Invisible, il se déplaçait de niche en niche et écrivait en purtexte à l’aide d’un doigt-fleur à l’extrémité argentée. Il ressentait de l’affection et de la tristesse pour ses créatures de la jeune génération.

L’esprit de Ghentun vagabondait. Avant de devenir Conservateur, il avait été étudiant en histoire de la cité, ce qui signifiait que, comme tous les historiens de la Kalpa, il en savait très peu sur une grande quantité de choses. En revanche, il était une période qu’il connaissait très bien – même s’il ne l’avait jamais vécue –, une période qui avait commencé avec une étendue de noirceur lisse et absolue parsemée de billions d’étoiles : l’Éclat. Moins qu’un souvenir, à peine plus qu’un rêve.

 

Durant ses premiers cent milliards d’années, le cosmos s’étira, son tissu s’affina jusqu’à donner naissance à des vides dans lesquelles les dimensions avaient des sens différents, nouveaux. Les galaxies se tordirent, se consumèrent, se froissèrent.
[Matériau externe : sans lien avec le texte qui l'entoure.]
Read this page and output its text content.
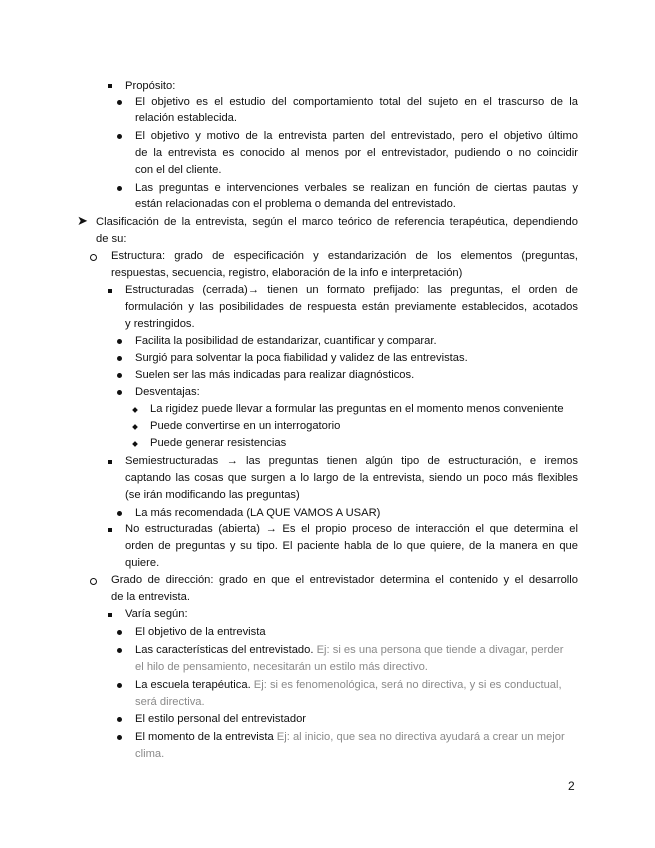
Propósito:
El objetivo es el estudio del comportamiento total del sujeto en el trascurso de la
relación establecida.
El objetivo y motivo de la entrevista parten del entrevistado, pero el objetivo último
de la entrevista es conocido al menos por el entrevistador, pudiendo o no coincidir
con el del cliente.
Las preguntas e intervenciones verbales se realizan en función de ciertas pautas y
están relacionadas con el problema o demanda del entrevistado.
➤ Clasificación de la entrevista, según el marco teórico de referencia terapéutica, dependiendo
de su:
Estructura: grado de especificación y estandarización de los elementos (preguntas,
respuestas, secuencia, registro, elaboración de la info e interpretación)
Estructuradas (cerrada)→ tienen un formato prefijado: las preguntas, el orden de
formulación y las posibilidades de respuesta están previamente establecidos, acotados
y restringidos.
Facilita la posibilidad de estandarizar, cuantificar y comparar.
Surgió para solventar la poca fiabilidad y validez de las entrevistas.
Suelen ser las más indicadas para realizar diagnósticos.
Desventajas:
La rigidez puede llevar a formular las preguntas en el momento menos conveniente
Puede convertirse en un interrogatorio
Puede generar resistencias
Semiestructuradas → las preguntas tienen algún tipo de estructuración, e iremos
captando las cosas que surgen a lo largo de la entrevista, siendo un poco más flexibles
(se irán modificando las preguntas)
La más recomendada (LA QUE VAMOS A USAR)
No estructuradas (abierta) → Es el propio proceso de interacción el que determina el
orden de preguntas y su tipo. El paciente habla de lo que quiere, de la manera en que
quiere.
Grado de dirección: grado en que el entrevistador determina el contenido y el desarrollo
de la entrevista.
Varía según:
El objetivo de la entrevista
Las características del entrevistado. Ej: si es una persona que tiende a divagar, perder
el hilo de pensamiento, necesitarán un estilo más directivo.
La escuela terapéutica. Ej: si es fenomenológica, será no directiva, y si es conductual,
será directiva.
El estilo personal del entrevistador
El momento de la entrevista Ej: al inicio, que sea no directiva ayudará a crear un mejor
clima.
2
L’espace lui-même vieillit, pourrit. Certains disaient qu’il se mourait.

Bien avant l’essaimage des lisières de l’univers et la Diaspora, les humains survivaient sur les dernières îles de soleils artificiels, entourés par un néant vorace. Tel était le statu quo. L’univers, tel qu’il était du temps de sa jeunesse, était considéré comme un endroit frénétique, sordide, anormal.

L’Âge des ténèbres se drapait d’un manteau élimé de dignité tranquille et de maturité, sous la surveillance d’une gérontocratie d’immortels convaincus de posséder la sagesse ultime…

Toutefois, quelques-uns refusèrent de se contenter de ces îles perdues dans les ténèbres abyssales. Une minorité, pas tout à fait saine d’esprit quoique ne souffrant pas d’une suffisance mortifère, émit le désir de partir, de quitter la chaleur et la lumière des dernières étoiles. On refusa de les laisser faire, on les réprima, les écrasa, les exterminant presque. Une poignée réussit néanmoins à s’enfuir, à sacrifier tout ce qu’elle connaissait, à pratiquer les adaptations nécessaires à la vie dans les confins du cosmos, immensité de friches, de déchets et d’espoirs trompés qui s’étirait sur six cents milliards d’années-lumière.

Là-bas, dans le Noir lointain, les nouvelles technologies proliférèrent, à la grande surprise de la gérontocratie. Des explorateurs intrépides découvrirent comment tirer parti des rides et des fissures autrefois mortelles, comment produire d’énormes quantités d’énergie et de matière à partir de ce que la plupart pensaient être un désert stérile et décrépit.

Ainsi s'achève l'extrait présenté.